Поднявшись с ложа, я стал мерить шагами комнату. Тысячи раз, оказываясь у двери, прислушивался к еле слышному смеху или далеким песням, а затем поснимал с себя все свои одеяния, аккуратно сложил их на полу рядом с ложем. Теперь я был совершенно голым, на мне ничего не было, кроме таймера, я уже размышлял над тем, не снять ли и его тоже. Что скажет Пульхерия, когда увидит этот коричневый пластмассовый пояс на моей талии?

Что смогу я объяснить ей?

Я отстегнул таймер, освободившись от него в первый раз находясь вверху по линии. И тут же меня захлестнули волны подлинного ужаса. Без него я чувствовал себя еще более обнаженным, чем просто без одежды. У меня было такое чувство, что с меня содрано все до самых костей. Без таймера вокруг бедер я становился рабом времени, как все остальные смертные. У меня не было возможности быстрого бегства. Если Пульхерия замыслила какую-то жестокую шутку и меня подловят в такой момент, когда у меня не будет возможности тут же подхватить его, – в этом случае я бесповоротно погиб.

Я поспешил водворить таймер на место.

Затем я очень тщательно вымыл все свое тело, очищая себя для Пульхерии. И снова стоял обнаженный у ложа, ожидая еще миллиард лет. С вожделением представил себе темные, набухшие кончики полных грудей Пульхерии и бархатистость кожи с внутренней стороны ее бедер. И взыграло мое мужское естество, достигнув таких экстравагантных пропорций, что я одновременно был горд и смущен.

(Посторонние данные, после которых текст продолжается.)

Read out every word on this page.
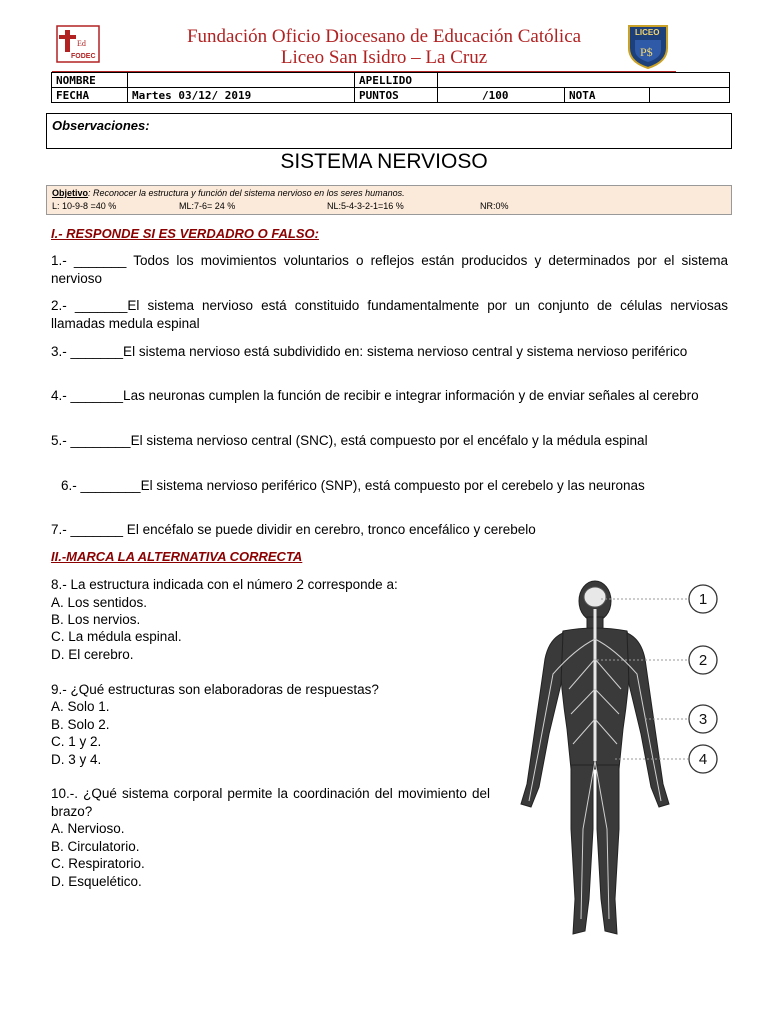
Ed
FODEC
Fundación Oficio Diocesano de Educación Católica
Liceo San Isidro – La Cruz	P$
LICEO
NOMBRE		APELLIDO			
FECHA	Martes 03/12/ 2019	PUNTOS	/100	NOTA	
Observaciones:
SISTEMA NERVIOSO
Objetivo: Reconocer la estructura y función del sistema nervioso en los seres humanos.
L: 10-9-8 =40 %	ML:7-6= 24 %	NL:5-4-3-2-1=16 %	NR:0%
I.- RESPONDE SI ES VERDADRO O FALSO:
1.- _______ Todos los movimientos voluntarios o reflejos están producidos y determinados por el sistema nervioso
2.- _______El sistema nervioso está constituido fundamentalmente por un conjunto de células nerviosas llamadas medula espinal
3.- _______El sistema nervioso está subdividido en: sistema nervioso central y sistema nervioso periférico
4.- _______Las neuronas cumplen la función de recibir e integrar información y de enviar señales al cerebro
5.- ________El sistema nervioso central (SNC), está compuesto por el encéfalo y la médula espinal
6.- ________El sistema nervioso periférico (SNP), está compuesto por el cerebelo y las neuronas
7.- _______ El encéfalo se puede dividir en cerebro, tronco encefálico y cerebelo
II.-MARCA LA ALTERNATIVA CORRECTA
8.- La estructura indicada con el número 2 corresponde a:
A. Los sentidos.
B. Los nervios.
C. La médula espinal.
D. El cerebro.
9.- ¿Qué estructuras son elaboradoras de respuestas?
A. Solo 1.
B. Solo 2.
C. 1 y 2.
D. 3 y 4.
10.-. ¿Qué sistema corporal permite la coordinación del movimiento del brazo?
A. Nervioso.
B. Circulatorio.
C. Respiratorio.
D. Esquelético.
1
2
3
4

Мне не хотелось, чтобы именно сейчас вошла Пульхерия и увидела меня в таком состоянии, стоящего рядом с ложем наготове. Сейчас я напоминал перевернутый трезубец; приветствовать ее таким манером было бы слишком грубо, слишком уж откровенно. Быстренько я снова оделся, чувствуя себя совершенно глупо. И стал ожидать еще один миллиард лет. И увидел уже, как свет зари начинает примешиваться к лунной дорожке, идущей от узкого, как щель, окна.

48

И тогда дверь отворилась, и вошла в комнату Пульхерия, и закрыла дверь за собою на засов.

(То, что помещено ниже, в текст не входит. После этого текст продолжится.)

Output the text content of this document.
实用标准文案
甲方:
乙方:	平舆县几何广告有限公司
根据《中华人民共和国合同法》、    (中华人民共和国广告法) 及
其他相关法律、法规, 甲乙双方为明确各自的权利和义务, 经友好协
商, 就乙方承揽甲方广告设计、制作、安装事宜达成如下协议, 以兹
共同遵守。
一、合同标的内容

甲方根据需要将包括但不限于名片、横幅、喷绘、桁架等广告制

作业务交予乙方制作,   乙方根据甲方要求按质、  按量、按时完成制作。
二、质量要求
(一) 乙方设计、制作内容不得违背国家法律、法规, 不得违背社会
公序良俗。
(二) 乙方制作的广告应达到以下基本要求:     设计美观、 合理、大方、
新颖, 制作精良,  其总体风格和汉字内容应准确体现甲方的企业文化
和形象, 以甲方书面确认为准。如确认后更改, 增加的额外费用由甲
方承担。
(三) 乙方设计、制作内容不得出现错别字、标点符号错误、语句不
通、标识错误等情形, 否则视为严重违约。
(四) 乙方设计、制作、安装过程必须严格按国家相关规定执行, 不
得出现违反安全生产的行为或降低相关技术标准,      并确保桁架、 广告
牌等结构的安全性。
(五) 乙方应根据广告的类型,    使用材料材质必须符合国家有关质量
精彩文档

Она смыла с себя густые румяна и сняла все драгоценности, кроме одной золотой пекторали, а также сменила свое роскошное торжественное облачение на легкую шелковую накидку. Даже при скудном свете этой комнаты я увидел, что под нею она совершенно обнажена, и плавные изгибы ее тела воспламенили меня почти до безумия. Она плавно двинулась ко мне навстречу.

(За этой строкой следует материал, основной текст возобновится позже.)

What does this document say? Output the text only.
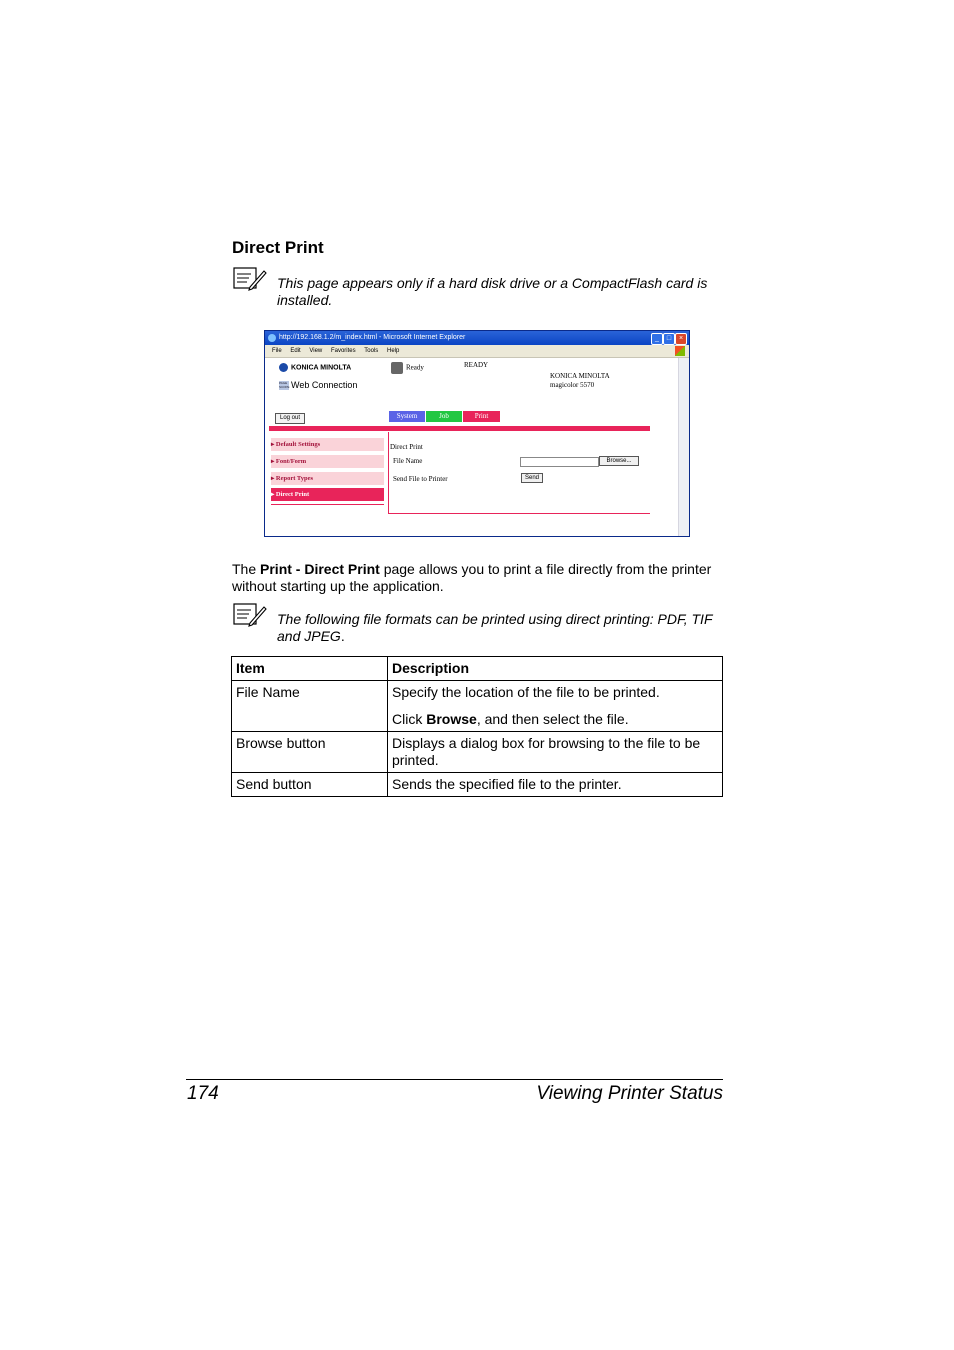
Direct Print
This page appears only if a hard disk drive or a CompactFlash card is installed.
http://192.168.1.2/m_index.html - Microsoft Internet Explorer	_	□	×
File Edit View Favorites Tools Help
KONICA MINOLTA
PAGE SCOPEWeb Connection
Ready	READY
KONICA MINOLTA
magicolor 5570
Log out	System	Job	Print
▸ Default Settings
▸ Font/Form
▸ Report Types
▸ Direct Print
Direct Print
File Name	Browse...
Send File to Printer	Send
The Print - Direct Print page allows you to print a file directly from the printer without starting up the application.
The following file formats can be printed using direct printing: PDF, TIF and JPEG.
Item	Description
File Name	Specify the location of the file to be printed.
Click Browse, and then select the file.

Browse button	Displays a dialog box for browsing to the file to be printed.
Send button	Sends the specified file to the printer.
174	Viewing Printer Status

Я взял ее в свои руки и попытался было поцеловать. Она не понимала, что такое поцелуи. Даже поза, которую нужно было принимать для такого контакта, была чужда для нее. Мне пришлось самому приспособить ее к этому.

Я нежно наклонил ее голову. Она улыбнулась, несколько смущенно, но не противилась.

Наши губы соприкоснулись. Мой язык метнулся вперед.

Она задрожала и прижалась ко мне всем телом.

Она старалась как можно быстрее постичь науку поцелуев.

Мои ладони незаметно соскользнули с ее плеч ниже. Я осторожно стянул с нее накидку. Она снова затрепетала.

Я сосчитал ее груди. Две. Розовые соски. Расставленными своими пальцами я измерил ее талию. Неплохой размер. Затем провел кончиками пальцев по бедрам. Великолепные бедра. Меня привели в восторг две глубокие ямочки в самом низу ее спины.

Она была одновременно застенчивой и раскованной – превосходное сочетание.

Когда я разделся, она увидела таймер и притронулась к нему, стала теребить его пальцами, но не стала спрашивать, что это такое, а скользнула пальцами еще ниже. Мы вместе повалились на ложе.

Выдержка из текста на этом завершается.